Fane hizo una pausa; no le gustaba hablar sobre el tema, pero por alguna razón sentía que Vera tenía derecho a oírlo. Parecía justificado, incluso aunque no le gustase.

—Ambos casos se fueron complicando —prosiguió— y al final nos dimos cuenta de que había involucrados nombres muy destacados. Y muchos caminos pasaban por Jack Blanda. Una noche, durante una operación de vigilancia, algo salió mal, se desató el infierno y se produjo un tiroteo realmente demencial y confuso en The Tenderloin. Yo disparé, Blanda disparó, otros dos infiltrados dispararon, así como algunos de los malos a los que no llegamos a ver. A Jack le pegaron un tiro en la cara y murió.

—Vaya...

—Hubo una investigación y yo salí limpio del tiroteo.
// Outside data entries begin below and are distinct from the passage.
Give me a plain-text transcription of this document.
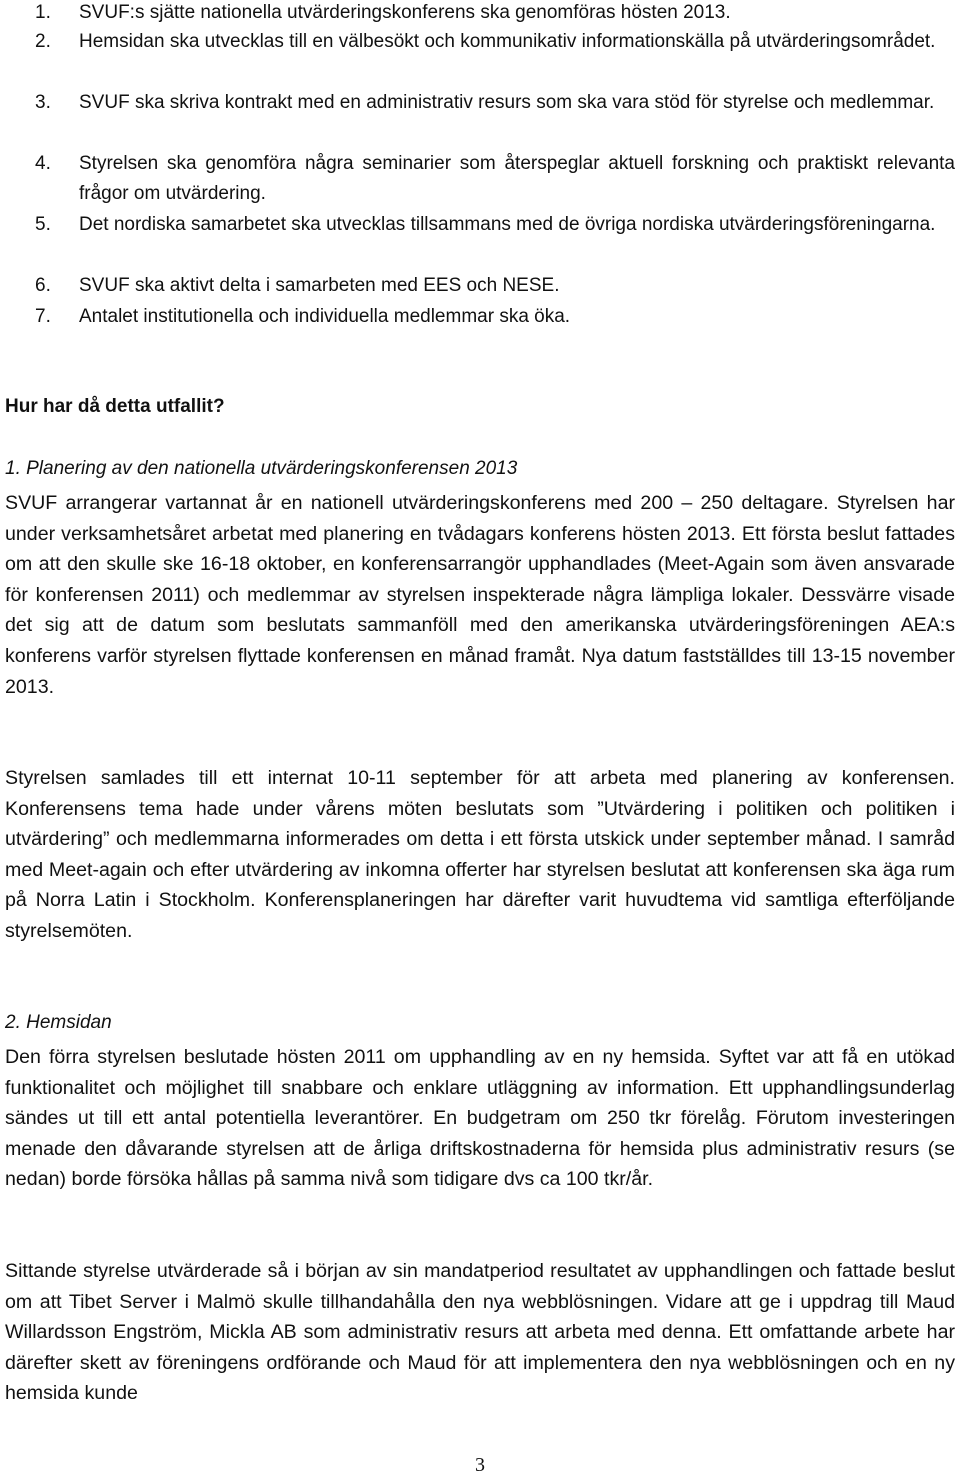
1. SVUF:s sjätte nationella utvärderingskonferens ska genomföras hösten 2013.
2. Hemsidan ska utvecklas till en välbesökt och kommunikativ informationskälla på utvärderingsområdet.
3. SVUF ska skriva kontrakt med en administrativ resurs som ska vara stöd för styrelse och medlemmar.
4. Styrelsen ska genomföra några seminarier som återspeglar aktuell forskning och praktiskt relevanta frågor om utvärdering.
5. Det nordiska samarbetet ska utvecklas tillsammans med de övriga nordiska utvärderingsföreningarna.
6. SVUF ska aktivt delta i samarbeten med EES och NESE.
7. Antalet institutionella och individuella medlemmar ska öka.
Hur har då detta utfallit?
1. Planering av den nationella utvärderingskonferensen 2013

SVUF arrangerar vartannat år en nationell utvärderingskonferens med 200 – 250 deltagare. Styrelsen har under verksamhetsåret arbetat med planering en tvådagars konferens hösten 2013. Ett första beslut fattades om att den skulle ske 16-18 oktober, en konferensarrangör upphandlades (Meet-Again som även ansvarade för konferensen 2011) och medlemmar av styrelsen inspekterade några lämpliga lokaler. Dessvärre visade det sig att de datum som beslutats sammanföll med den amerikanska utvärderingsföreningen AEA:s konferens varför styrelsen flyttade konferensen en månad framåt. Nya datum fastställdes till 13-15 november 2013.

Styrelsen samlades till ett internat 10-11 september för att arbeta med planering av konferensen. Konferensens tema hade under vårens möten beslutats som ”Utvärdering i politiken och politiken i utvärdering” och medlemmarna informerades om detta i ett första utskick under september månad. I samråd med Meet-again och efter utvärdering av inkomna offerter har styrelsen beslutat att konferensen ska äga rum på Norra Latin i Stockholm. Konferensplaneringen har därefter varit huvudtema vid samtliga efterföljande styrelsemöten.

2. Hemsidan

Den förra styrelsen beslutade hösten 2011 om upphandling av en ny hemsida. Syftet var att få en utökad funktionalitet och möjlighet till snabbare och enklare utläggning av information. Ett upphandlingsunderlag sändes ut till ett antal potentiella leverantörer. En budgetram om 250 tkr förelåg. Förutom investeringen menade den dåvarande styrelsen att de årliga driftskostnaderna för hemsida plus administrativ resurs (se nedan) borde försöka hållas på samma nivå som tidigare dvs ca 100 tkr/år.

Sittande styrelse utvärderade så i början av sin mandatperiod resultatet av upphandlingen och fattade beslut om att Tibet Server i Malmö skulle tillhandahålla den nya webblösningen. Vidare att ge i uppdrag till Maud Willardsson Engström, Mickla AB som administrativ resurs att arbeta med denna. Ett omfattande arbete har därefter skett av föreningens ordförande och Maud för att implementera den nya webblösningen och en ny hemsida kunde

3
Bueno, todo el mundo salió limpio. Pero Jack estaba muerto. Se descubrió que le estaban untando, que los traficantes le pagaban para que les ayudase a sortear las trampas y la vigilancia que teníamos montada con los federales. Algunos de sus compinches ocupaban puestos muy altos e hicieron correr el rumor de que yo estaba detrás del asesinato de Jack.

» Me pidieron que abandonase el departamento de policía. Me dijeron que era una cuestión de «irregularidad aparente». Cinco meses después me casé con Dana. Catorce meses más tarde ella moría de un aneurisma en el cerebro.

—¿Cuándo fue eso?

—Ahora hace un año. —Hizo una pausa—. Ayer.

Vera asintió, como comprendiendo; volvió la cabeza hacia las tres fotografías.

—Una última pregunta: ¿quiénes son?

—Mi madre, Georgia. Helen, a la que conocí en Berkeley; ella fue la que me descubrió esa vida más grande y rica. Y Dana.

Fane vio que ella se detenía en cada imagen para al cabo bajar la vista hacia sus manos sobre el regazo.

—Haré lo que pueda para que Elise hable contigo —dijo, en un significativo tuteo—. E intentaré... colaborar todo lo que pueda.